More than 50 major retailers are demanding the government reform the taxes charged on their shops.
Companies such as Debenhams, Sainsbury’s and Marks & Spencer are asking Chancellor Sajid Javid for “fundamental” reforms to business rates to level the playing field against their online competitors.
It comes the day after new figures showed that more than one in ten shops lay empty on the high street, the most since 2015.
Helen Dickinson, chief executive of the British Retail Consortium, which co-ordinated the open letter signed by bosses of major companies, described the current business rates system as “broken”.
She said: “The fact that over 50 retail CEOs have come together on this issue should send a powerful message to government.
“Retail accounts for 5% of the economy yet pays 25% of all business rates – this disparity is damaging our high streets and harming the communities they support.”
The letter also calls for a freeze in the business rates multiplier, which is set by the government and adjusted each year in line with inflation.
The government collected £25.7bn in business rate taxes for 2018-19, which amounted to 3.24% of its whole income.

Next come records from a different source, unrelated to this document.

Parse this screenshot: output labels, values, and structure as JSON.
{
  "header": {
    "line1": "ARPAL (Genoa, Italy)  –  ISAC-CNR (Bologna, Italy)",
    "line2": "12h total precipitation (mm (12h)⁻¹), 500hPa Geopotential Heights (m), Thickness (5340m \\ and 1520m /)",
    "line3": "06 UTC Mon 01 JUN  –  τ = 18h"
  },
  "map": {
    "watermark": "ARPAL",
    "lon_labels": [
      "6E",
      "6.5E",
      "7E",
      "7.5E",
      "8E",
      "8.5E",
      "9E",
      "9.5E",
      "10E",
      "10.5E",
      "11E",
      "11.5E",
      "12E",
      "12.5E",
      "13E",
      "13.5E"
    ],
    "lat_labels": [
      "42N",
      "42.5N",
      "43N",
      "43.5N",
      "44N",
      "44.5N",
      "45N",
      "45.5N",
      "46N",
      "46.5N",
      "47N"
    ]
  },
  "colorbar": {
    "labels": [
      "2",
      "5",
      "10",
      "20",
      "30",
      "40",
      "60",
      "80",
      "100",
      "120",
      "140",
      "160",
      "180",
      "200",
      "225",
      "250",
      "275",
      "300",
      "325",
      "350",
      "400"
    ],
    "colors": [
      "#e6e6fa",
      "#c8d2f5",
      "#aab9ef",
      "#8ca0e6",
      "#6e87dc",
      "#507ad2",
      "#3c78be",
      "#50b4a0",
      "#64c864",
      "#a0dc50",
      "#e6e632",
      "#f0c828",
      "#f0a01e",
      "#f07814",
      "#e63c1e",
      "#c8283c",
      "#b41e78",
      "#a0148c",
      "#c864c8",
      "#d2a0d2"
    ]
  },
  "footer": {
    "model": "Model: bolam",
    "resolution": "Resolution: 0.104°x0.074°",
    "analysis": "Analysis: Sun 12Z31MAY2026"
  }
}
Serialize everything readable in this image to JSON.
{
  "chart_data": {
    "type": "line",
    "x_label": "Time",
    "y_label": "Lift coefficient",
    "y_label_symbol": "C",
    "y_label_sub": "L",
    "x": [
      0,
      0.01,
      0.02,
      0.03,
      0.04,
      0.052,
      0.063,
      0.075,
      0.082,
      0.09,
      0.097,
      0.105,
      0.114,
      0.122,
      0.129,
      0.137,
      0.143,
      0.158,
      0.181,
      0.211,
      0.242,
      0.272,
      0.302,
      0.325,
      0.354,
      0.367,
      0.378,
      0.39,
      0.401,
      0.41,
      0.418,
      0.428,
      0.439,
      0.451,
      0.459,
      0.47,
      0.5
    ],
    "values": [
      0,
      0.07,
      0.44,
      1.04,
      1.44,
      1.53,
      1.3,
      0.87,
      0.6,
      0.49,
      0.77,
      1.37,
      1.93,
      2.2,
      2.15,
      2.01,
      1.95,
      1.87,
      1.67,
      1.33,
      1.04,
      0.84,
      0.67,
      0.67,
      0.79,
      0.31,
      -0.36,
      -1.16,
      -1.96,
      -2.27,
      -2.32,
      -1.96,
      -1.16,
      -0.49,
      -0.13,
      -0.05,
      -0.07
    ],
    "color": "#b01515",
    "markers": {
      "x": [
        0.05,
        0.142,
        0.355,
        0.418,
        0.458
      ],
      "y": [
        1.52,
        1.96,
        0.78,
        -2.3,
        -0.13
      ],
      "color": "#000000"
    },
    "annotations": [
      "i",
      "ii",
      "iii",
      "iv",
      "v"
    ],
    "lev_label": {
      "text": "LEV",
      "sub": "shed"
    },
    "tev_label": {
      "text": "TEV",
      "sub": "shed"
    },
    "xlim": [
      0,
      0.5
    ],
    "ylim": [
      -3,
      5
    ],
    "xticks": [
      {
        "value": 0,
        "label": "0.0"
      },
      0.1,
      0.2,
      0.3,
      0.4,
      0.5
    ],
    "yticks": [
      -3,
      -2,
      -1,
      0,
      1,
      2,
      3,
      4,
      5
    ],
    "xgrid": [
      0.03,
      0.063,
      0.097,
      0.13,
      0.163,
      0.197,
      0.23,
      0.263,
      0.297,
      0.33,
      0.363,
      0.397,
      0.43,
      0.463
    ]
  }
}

The high street has come under pressure as more and more consumers move online. Figures from the Office for National Statistics (ONS) revealed that more than half of UK adults aged 65 and over are now shopping online.
Meanwhile, Tesco has been quietly building up support for its plans to overhaul business rates, with finance chief Alan Stewart writing a series of letters to the bosses of rival retailers.
The boss of the UK’s biggest supermarket, Tesco CEO Dave Lewis, wants the government to cut business rates by 20% and make up the shortfall with a 2% levy on all online retail sales.